Other highlights include:
- A Thomas Arithmometer, the first commercially produced mechanical calculator;
- A Curta Type I Calculating Machine, designed by Curt Hertzstark while he was a prisoner in a concentration camp; and
- Rare books by Charles Babbage, the 19th century mathematician considered by some to be a "father of the computer."
The items from the Traub-McCorduck Collection will be added to the University Libraries Special Collections. The University Archives, also housed in the Libraries, contains the papers of Traub and McCorduck, as well as noted computer science pioneers Allen Newell and Herb Simon, who worked alongside Traub in the department.

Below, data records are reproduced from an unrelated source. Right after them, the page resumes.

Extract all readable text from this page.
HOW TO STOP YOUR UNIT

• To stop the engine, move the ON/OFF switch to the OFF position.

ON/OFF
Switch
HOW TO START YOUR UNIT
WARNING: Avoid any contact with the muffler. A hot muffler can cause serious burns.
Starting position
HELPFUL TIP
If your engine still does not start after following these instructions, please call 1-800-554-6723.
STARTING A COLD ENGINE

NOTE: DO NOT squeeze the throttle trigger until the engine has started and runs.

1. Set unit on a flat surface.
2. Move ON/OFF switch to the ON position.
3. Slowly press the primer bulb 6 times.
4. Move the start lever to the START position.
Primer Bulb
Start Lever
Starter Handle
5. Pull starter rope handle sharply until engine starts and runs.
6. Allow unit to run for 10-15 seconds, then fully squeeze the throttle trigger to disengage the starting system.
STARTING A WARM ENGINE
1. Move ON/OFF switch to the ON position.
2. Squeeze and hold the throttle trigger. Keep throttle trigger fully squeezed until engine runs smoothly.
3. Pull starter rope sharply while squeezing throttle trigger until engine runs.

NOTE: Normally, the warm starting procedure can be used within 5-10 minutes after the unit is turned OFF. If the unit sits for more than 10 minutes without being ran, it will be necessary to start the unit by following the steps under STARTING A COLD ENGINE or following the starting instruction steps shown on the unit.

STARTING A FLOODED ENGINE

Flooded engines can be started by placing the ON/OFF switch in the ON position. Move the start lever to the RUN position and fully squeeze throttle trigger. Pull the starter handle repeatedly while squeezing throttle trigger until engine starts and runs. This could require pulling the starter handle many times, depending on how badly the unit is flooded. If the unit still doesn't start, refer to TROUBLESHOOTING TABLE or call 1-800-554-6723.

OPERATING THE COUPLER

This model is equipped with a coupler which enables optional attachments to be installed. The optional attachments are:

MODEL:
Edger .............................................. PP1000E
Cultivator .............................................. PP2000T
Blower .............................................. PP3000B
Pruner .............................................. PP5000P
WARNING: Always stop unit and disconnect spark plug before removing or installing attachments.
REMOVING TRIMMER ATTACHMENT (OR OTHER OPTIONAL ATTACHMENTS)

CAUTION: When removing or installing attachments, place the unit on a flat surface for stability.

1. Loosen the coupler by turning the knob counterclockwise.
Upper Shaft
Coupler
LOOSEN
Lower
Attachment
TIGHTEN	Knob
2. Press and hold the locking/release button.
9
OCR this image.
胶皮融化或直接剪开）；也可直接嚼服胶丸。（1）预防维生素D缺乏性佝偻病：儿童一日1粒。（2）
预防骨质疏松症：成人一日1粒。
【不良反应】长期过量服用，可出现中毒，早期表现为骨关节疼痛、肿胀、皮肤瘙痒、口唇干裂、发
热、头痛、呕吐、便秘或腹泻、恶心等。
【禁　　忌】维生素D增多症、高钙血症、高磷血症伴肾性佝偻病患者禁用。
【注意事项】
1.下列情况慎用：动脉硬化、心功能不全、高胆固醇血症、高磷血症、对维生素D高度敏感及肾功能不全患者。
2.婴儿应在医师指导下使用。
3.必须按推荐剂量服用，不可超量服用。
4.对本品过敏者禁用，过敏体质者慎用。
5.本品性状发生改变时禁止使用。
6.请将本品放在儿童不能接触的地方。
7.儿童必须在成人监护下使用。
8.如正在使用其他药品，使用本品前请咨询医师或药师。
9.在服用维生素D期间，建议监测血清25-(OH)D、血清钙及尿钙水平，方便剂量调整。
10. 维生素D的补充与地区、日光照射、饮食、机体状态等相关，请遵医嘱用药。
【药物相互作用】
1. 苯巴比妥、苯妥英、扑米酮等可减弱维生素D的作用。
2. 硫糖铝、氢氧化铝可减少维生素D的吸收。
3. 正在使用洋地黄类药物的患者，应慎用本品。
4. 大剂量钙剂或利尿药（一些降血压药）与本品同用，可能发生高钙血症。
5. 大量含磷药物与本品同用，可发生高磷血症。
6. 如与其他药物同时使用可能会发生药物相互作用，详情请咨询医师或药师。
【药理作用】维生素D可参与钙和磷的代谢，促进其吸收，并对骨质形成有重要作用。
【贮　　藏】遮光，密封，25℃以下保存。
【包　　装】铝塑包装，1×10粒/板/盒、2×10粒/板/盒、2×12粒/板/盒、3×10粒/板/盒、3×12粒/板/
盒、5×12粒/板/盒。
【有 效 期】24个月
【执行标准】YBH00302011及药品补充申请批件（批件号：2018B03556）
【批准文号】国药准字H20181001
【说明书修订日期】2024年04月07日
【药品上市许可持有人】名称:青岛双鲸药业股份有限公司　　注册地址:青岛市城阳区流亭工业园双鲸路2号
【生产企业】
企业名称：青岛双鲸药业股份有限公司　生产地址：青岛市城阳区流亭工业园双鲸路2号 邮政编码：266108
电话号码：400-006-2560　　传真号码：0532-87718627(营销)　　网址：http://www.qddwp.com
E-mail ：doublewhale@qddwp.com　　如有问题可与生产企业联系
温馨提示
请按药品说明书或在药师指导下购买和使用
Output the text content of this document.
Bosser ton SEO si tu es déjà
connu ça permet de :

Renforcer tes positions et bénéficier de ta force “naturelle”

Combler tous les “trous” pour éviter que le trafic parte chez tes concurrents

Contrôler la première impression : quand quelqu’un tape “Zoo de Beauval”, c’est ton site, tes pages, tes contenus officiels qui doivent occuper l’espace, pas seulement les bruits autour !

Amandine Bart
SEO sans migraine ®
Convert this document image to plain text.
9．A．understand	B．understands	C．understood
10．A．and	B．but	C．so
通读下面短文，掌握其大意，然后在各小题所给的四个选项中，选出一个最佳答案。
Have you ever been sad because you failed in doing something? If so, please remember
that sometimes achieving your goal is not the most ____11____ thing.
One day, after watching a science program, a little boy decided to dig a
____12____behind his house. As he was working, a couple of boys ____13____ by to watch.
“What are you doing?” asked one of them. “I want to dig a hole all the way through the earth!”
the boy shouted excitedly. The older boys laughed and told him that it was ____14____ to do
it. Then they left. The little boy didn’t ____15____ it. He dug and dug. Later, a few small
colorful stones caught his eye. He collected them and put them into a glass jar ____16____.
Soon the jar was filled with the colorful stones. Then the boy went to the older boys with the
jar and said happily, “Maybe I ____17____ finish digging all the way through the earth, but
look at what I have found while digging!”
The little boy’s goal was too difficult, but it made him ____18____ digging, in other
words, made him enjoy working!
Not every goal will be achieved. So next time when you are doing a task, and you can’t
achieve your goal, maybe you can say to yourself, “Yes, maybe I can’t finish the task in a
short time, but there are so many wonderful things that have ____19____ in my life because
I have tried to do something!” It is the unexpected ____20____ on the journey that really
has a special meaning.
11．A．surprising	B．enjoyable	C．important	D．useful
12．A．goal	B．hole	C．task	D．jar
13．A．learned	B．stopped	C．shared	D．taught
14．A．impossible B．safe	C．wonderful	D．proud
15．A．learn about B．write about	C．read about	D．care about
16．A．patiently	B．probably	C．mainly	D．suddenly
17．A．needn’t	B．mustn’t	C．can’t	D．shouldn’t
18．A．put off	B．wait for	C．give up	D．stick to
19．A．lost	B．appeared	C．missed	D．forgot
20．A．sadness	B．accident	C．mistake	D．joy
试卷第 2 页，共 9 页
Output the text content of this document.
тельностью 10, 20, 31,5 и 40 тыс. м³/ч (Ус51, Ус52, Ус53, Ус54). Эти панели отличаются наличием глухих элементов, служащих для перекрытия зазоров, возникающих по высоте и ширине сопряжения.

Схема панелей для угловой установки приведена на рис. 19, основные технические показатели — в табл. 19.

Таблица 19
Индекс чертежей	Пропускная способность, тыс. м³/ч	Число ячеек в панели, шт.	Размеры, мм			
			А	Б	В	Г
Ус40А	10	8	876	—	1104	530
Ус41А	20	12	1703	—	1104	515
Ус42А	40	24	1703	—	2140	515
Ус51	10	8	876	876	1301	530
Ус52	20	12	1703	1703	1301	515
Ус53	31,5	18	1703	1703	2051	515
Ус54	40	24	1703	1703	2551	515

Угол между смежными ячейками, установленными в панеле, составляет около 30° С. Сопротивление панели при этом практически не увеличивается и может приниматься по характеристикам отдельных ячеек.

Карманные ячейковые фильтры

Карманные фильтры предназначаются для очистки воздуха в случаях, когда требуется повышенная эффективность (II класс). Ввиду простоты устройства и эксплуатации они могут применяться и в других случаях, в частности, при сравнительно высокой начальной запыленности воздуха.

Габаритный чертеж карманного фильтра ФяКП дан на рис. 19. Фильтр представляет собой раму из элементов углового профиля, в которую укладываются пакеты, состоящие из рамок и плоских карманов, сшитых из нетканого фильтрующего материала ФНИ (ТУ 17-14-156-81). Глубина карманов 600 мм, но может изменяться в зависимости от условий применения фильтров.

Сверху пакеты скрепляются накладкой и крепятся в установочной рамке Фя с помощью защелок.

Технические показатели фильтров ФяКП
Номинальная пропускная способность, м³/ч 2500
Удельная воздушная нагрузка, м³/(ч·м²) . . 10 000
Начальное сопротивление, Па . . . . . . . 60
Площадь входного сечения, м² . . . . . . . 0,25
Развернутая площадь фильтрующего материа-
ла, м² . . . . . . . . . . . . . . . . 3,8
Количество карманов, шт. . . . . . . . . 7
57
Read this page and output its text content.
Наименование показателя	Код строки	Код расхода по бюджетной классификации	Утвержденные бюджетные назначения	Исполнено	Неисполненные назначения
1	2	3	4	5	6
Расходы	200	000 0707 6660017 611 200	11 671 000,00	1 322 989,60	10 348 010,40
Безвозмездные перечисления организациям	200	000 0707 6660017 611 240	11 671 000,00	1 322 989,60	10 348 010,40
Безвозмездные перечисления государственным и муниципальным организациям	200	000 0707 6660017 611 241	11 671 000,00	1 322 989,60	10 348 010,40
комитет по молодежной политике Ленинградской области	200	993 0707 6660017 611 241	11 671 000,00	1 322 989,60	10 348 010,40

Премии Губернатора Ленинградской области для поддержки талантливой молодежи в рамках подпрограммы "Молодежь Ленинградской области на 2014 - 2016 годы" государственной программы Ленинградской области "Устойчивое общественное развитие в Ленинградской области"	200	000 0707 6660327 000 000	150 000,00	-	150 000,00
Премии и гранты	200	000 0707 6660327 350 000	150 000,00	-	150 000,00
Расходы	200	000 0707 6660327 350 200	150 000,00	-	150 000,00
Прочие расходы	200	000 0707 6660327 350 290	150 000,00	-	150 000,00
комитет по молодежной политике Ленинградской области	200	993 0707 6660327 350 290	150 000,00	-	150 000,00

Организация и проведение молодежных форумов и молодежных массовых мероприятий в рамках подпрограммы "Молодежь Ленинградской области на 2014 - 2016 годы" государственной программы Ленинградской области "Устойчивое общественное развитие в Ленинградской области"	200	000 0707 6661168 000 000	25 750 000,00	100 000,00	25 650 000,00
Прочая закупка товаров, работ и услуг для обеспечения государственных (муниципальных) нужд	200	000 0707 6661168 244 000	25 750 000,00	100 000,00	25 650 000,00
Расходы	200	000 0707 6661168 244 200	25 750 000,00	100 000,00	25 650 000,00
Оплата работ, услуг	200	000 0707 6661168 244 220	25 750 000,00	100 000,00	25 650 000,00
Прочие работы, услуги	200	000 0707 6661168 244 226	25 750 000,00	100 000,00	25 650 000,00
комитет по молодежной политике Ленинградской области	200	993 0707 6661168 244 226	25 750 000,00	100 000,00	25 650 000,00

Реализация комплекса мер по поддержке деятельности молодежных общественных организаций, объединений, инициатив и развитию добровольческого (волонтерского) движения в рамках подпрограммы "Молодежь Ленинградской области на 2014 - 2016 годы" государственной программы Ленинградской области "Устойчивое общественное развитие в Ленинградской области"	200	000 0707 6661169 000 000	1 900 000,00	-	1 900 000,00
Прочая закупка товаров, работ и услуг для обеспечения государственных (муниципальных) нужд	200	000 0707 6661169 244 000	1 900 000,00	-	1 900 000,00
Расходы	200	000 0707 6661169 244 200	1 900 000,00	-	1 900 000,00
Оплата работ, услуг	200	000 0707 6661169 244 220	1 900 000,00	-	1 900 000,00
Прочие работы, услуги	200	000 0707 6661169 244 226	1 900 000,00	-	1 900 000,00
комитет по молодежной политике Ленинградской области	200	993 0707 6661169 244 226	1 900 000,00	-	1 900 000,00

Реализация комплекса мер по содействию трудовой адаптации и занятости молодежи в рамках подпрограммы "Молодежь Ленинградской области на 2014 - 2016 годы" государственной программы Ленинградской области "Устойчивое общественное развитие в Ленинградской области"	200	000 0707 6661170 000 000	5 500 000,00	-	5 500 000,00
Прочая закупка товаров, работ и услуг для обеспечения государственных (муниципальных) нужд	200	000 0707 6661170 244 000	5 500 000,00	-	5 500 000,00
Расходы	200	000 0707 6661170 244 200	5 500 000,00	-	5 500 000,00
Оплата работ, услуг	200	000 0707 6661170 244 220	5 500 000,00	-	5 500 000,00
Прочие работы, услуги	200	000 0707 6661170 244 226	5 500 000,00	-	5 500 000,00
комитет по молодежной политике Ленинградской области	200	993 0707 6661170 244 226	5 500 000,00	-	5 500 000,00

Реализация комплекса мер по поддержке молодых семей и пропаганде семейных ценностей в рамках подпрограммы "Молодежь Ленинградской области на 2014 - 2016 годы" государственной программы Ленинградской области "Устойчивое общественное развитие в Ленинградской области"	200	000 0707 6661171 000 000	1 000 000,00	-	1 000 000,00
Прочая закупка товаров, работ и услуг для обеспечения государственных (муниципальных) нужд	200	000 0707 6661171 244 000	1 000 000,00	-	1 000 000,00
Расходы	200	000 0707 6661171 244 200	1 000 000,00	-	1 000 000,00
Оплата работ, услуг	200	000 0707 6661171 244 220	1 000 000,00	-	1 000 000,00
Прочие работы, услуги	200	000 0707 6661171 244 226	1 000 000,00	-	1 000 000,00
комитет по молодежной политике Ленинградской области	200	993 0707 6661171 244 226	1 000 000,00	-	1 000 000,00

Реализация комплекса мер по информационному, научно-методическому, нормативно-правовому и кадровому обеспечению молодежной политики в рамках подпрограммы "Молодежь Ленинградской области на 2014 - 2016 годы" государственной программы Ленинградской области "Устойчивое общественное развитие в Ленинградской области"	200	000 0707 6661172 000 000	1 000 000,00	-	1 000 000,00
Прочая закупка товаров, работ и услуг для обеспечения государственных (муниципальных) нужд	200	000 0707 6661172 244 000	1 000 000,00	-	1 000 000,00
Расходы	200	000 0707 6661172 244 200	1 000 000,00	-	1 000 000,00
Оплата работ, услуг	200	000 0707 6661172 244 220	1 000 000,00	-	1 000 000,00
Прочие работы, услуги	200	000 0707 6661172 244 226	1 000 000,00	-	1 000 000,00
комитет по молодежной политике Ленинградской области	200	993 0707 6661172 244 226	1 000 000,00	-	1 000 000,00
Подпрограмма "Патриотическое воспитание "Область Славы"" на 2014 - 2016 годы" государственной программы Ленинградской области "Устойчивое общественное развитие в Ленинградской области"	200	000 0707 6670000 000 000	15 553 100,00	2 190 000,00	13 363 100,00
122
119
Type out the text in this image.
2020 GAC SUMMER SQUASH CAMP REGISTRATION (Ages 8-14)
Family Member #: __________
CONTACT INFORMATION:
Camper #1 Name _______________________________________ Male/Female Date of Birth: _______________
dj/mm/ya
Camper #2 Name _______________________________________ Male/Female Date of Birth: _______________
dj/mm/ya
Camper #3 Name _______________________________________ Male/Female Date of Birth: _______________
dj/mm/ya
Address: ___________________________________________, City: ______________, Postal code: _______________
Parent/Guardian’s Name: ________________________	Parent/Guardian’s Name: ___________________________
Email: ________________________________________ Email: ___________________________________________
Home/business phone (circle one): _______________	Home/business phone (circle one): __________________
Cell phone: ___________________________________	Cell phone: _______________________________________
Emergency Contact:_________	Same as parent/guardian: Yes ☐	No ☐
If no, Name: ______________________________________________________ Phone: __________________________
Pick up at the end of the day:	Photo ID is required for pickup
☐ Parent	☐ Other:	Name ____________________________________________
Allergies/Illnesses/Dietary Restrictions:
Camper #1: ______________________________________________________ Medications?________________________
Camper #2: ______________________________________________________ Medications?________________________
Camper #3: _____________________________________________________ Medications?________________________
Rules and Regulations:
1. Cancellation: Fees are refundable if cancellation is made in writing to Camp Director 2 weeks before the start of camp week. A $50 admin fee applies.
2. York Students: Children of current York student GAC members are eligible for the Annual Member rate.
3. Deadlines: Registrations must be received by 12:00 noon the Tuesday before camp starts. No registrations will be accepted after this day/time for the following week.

A pioneering computer scientist who led Carnegie Mellon's Computer Science Department during a crucial period in its history, Traub, who died in 2015, went on to found the computer science department at Columbia University. McCorduck is an author of influential books on artificial intelligence.
"As the second chair of what was then CMU's Computer Science Department, Joe's career eventually took him back to his alma mater, Columbia, but he never lost his deep loyalty, affection and admiration for CMU," McCorduck said. "Moreover, for one of the best schools of computer science in the world, a collection of ancestral machines seems a good marker of where the field has come from.